The class action followed the UN’s explicit refusal to provide redress to cholera victims and to provide for an appropriate mode of settlement for the private law disputes, as required by Article VIII, Section 29 of the 1946 Convention on the Privileges and Immunities of the United Nations (the General Convention), as well as by the Status of Forces Agreement between Haiti and the UN. According to the UN, the dispute at hand involves ‘a review of political and policy matters’. It does not have a private law character. Therefore, those rules do not apply.

The Haiti Cholera Case has to be assessed in the context of the broader ongoing debate about the UN’s accountability. The jurisdictional immunity of international organizations in domestic courts is increasingly being brought into question. There is a growing plea to update it, with a view to reducing its scope and balancing it with the individual right of access to justice. Such demands have gained some success over time: recent judicial practice has shown a trend to restrict that immunity.

Nevertheless, the UN has remained unaffected by this trend, notwithstanding the enlargement of its activities in the field of international peace and security. Domestic courts continue to uphold its immunity, as in the Mothers of Srebrenica case where the European Court of Human Rights found that the Dutch courts’ grant of immunity to the UN did not violate Article 6 of the European Convention on Human Rights.

A similar approach was adopted in the Opinion on United Nations Immunity, rendered on 9 January 2015 by District Court Judge Oetken in Georges et al v United Nations et al, which dismissed the case for lack of subject-matter jurisdiction. According to Judge Oetken, the UN enjoys absolute immunity from suit, unless it expressly waives it. He refused to consider this privilege contingent on the fulfilment of the duty to provide a mechanism to solve third-party claims. The applicants appealed this ruling and two other similar class actions are still pending in US courts. Consequently, the issues raised by this case are far from being definitively settled.

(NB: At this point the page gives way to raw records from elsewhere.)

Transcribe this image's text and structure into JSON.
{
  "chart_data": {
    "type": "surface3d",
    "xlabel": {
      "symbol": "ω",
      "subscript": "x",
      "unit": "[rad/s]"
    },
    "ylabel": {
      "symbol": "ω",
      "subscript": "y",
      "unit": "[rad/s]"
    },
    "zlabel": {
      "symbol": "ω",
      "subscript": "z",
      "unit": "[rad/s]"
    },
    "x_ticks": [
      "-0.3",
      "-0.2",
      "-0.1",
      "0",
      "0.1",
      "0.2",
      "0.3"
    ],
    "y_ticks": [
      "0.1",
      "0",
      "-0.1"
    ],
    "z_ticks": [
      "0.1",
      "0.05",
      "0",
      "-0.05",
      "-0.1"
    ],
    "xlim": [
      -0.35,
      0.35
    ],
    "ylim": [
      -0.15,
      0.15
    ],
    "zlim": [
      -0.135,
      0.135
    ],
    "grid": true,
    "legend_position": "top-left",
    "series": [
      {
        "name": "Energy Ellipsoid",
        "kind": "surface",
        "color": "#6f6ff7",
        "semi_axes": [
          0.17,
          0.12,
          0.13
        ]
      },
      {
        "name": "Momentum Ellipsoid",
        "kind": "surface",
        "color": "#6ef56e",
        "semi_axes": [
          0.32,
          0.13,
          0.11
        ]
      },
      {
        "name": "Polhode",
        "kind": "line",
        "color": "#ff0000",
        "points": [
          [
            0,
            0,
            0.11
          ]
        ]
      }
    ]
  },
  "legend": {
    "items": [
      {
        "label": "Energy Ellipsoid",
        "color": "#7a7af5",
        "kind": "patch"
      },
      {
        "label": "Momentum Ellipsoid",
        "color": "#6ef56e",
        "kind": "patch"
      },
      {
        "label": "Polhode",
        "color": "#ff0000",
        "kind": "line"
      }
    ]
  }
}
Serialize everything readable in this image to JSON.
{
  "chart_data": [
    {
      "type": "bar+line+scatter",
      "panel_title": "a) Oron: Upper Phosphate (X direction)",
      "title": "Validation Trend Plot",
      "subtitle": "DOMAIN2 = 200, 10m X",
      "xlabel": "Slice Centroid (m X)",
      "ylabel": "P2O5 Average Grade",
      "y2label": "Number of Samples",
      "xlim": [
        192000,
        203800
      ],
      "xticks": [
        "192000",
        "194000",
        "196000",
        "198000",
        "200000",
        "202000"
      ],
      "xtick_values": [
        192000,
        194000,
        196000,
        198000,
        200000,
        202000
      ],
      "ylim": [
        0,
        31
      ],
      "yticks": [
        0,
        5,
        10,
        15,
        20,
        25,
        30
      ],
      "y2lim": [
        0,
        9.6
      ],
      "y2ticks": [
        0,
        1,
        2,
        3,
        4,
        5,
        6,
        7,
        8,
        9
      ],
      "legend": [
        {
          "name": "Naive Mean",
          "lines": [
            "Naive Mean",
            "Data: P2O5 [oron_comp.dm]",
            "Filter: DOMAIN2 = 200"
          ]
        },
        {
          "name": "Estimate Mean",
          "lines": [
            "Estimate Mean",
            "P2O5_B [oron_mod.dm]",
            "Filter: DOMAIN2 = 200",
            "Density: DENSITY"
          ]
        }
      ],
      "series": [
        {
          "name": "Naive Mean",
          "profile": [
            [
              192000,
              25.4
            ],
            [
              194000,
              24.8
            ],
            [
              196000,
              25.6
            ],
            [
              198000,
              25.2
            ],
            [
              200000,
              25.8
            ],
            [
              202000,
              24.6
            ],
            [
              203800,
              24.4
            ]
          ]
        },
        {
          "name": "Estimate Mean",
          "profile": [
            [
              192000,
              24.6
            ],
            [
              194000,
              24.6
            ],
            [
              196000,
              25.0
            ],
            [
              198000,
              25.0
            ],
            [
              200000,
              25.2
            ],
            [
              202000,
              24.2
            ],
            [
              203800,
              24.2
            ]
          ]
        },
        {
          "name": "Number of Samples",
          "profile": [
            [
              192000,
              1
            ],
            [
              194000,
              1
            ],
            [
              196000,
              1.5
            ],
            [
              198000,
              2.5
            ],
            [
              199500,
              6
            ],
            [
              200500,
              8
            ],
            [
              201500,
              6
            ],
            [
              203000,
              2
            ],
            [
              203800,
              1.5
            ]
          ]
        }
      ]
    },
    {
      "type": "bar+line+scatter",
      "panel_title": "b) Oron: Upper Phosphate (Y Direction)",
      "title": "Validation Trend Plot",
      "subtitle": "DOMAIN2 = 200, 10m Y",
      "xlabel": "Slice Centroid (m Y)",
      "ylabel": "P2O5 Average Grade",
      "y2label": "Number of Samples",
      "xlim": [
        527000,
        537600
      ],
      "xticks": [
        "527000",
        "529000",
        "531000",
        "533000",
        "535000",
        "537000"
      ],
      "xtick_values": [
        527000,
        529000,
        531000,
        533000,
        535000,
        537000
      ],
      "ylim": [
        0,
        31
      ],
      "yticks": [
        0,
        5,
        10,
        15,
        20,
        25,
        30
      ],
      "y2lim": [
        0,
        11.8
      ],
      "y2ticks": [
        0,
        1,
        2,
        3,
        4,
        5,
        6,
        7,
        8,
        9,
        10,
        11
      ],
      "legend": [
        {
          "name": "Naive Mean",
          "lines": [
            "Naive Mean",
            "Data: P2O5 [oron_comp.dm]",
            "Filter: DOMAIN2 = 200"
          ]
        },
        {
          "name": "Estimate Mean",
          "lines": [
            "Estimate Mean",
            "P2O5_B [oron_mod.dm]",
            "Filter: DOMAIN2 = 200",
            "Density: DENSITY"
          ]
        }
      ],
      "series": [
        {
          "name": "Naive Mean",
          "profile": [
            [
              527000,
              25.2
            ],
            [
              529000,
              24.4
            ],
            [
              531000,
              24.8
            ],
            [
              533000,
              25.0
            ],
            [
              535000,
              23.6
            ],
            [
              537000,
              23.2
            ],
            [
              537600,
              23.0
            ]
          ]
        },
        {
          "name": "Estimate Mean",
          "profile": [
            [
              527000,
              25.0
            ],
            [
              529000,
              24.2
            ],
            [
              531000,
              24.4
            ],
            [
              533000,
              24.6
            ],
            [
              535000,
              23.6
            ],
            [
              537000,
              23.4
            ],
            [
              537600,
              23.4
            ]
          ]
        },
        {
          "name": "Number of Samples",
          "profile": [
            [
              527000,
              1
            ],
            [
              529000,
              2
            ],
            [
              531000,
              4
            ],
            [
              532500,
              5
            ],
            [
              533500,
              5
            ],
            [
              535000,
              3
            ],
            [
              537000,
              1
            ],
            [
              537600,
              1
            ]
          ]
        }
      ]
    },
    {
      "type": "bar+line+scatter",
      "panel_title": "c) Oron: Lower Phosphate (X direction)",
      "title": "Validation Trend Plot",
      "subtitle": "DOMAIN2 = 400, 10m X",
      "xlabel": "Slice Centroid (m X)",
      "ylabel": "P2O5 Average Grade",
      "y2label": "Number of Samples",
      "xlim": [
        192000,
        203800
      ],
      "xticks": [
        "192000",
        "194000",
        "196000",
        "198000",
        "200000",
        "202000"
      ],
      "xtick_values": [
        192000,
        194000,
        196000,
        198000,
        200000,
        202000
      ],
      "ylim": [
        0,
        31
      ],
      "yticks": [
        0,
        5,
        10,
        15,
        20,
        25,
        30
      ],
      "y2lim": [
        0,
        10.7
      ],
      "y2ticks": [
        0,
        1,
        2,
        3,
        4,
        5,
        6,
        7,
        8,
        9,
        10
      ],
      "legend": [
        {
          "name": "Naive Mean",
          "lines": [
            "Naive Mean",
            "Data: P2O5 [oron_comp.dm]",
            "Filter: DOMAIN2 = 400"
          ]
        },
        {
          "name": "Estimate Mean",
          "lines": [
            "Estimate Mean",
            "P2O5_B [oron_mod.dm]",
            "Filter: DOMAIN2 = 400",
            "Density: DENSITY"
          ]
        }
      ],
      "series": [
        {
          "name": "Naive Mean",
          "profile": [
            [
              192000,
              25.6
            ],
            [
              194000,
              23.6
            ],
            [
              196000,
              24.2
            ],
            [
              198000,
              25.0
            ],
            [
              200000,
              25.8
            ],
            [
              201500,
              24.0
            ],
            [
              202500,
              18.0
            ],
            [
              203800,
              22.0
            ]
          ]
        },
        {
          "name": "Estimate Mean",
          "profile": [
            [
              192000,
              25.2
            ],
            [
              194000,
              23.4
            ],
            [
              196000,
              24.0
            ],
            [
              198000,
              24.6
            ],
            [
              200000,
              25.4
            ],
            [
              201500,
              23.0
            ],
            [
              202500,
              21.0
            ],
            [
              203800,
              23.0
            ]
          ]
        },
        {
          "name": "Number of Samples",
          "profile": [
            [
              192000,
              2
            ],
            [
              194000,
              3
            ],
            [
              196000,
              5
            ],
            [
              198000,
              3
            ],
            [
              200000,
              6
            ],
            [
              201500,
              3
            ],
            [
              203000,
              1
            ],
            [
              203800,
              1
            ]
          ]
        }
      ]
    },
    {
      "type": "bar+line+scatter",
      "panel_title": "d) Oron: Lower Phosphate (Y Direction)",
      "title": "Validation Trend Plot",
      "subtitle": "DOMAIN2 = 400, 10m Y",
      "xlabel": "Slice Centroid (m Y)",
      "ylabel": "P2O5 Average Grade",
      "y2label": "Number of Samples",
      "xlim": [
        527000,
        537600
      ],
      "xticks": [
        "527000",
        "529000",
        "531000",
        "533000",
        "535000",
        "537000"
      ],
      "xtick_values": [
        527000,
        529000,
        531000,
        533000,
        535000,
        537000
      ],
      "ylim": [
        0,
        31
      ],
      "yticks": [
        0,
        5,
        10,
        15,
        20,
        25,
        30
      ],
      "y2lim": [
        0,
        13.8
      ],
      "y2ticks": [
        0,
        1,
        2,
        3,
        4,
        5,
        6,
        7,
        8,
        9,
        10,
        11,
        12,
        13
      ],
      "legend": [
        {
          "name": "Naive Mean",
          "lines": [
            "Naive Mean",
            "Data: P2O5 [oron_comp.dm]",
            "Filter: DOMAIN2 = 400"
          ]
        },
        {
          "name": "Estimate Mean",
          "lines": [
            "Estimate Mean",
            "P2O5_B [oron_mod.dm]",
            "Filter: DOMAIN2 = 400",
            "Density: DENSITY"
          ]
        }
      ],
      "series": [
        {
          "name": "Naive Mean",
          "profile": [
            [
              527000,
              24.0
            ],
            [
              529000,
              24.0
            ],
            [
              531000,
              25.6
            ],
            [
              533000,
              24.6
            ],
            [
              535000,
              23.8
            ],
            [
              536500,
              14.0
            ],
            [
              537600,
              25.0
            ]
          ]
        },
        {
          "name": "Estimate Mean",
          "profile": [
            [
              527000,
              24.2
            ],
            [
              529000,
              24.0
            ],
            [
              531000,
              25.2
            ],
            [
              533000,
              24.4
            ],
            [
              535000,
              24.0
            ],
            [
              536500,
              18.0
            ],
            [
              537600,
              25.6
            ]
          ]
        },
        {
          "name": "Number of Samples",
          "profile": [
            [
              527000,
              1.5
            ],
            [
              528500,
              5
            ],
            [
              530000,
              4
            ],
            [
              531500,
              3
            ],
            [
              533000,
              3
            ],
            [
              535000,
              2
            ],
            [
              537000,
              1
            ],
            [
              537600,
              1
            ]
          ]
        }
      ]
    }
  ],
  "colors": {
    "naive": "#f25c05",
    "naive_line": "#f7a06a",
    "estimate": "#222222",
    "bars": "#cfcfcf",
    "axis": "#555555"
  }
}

The problem concerning the extent of UN immunities goes far beyond the case at hand, even if the fate of the Haiti cholera victims is indicative of the aberrations to which absolute immunity can lead. It is hard to accept that the UN could decline its responsibility, by asserting blanket immunity for peacekeeping operations which manifestly fail to meet diligence standards and run against their objectives. This is all the more so given the UN’s continued failure to establish alternative mechanisms for adjudicating victims’ claims resulting from such operations.

Three main legal questions hence arise. First, what is the relationship between the UN’s absolute immunity, prescribed by Article II, Section 2 of the General Convention, and the UN’s obligation to provide for alternative modalities to settle individual third-party claims under Article VIII, Section 29 of the same Convention? Second, are disputes stemming from UN forces’ activities ‘of a private law character’? Finally, can the availability of alternative dispute settlement mechanisms, as a necessary condition to the immunity grant, be constructed on other legal grounds that Judge Oetken did not take into account(such as, relevant UN legal instruments or international human rights law)? In particular, how can the UN’s absolute immunity be reconciled with the UN’s role in promoting and ensuring respect for human rights, including the individual right of access to justice?

Rosa Freedman and Nicolas Lemay-Hebert, on the one hand, and Riccardo Pavoni, on the other hand, address these issues from different point of views and following different approaches. However, they both put the Haiti Cholera Case into a wider context and assess recent judicial developments concerning the immunity of international organizations. As a result, they rely on the ‘alternative remedy’ test to find a more balanced solution to the conflict between UN immunity and the individual right of access to a court.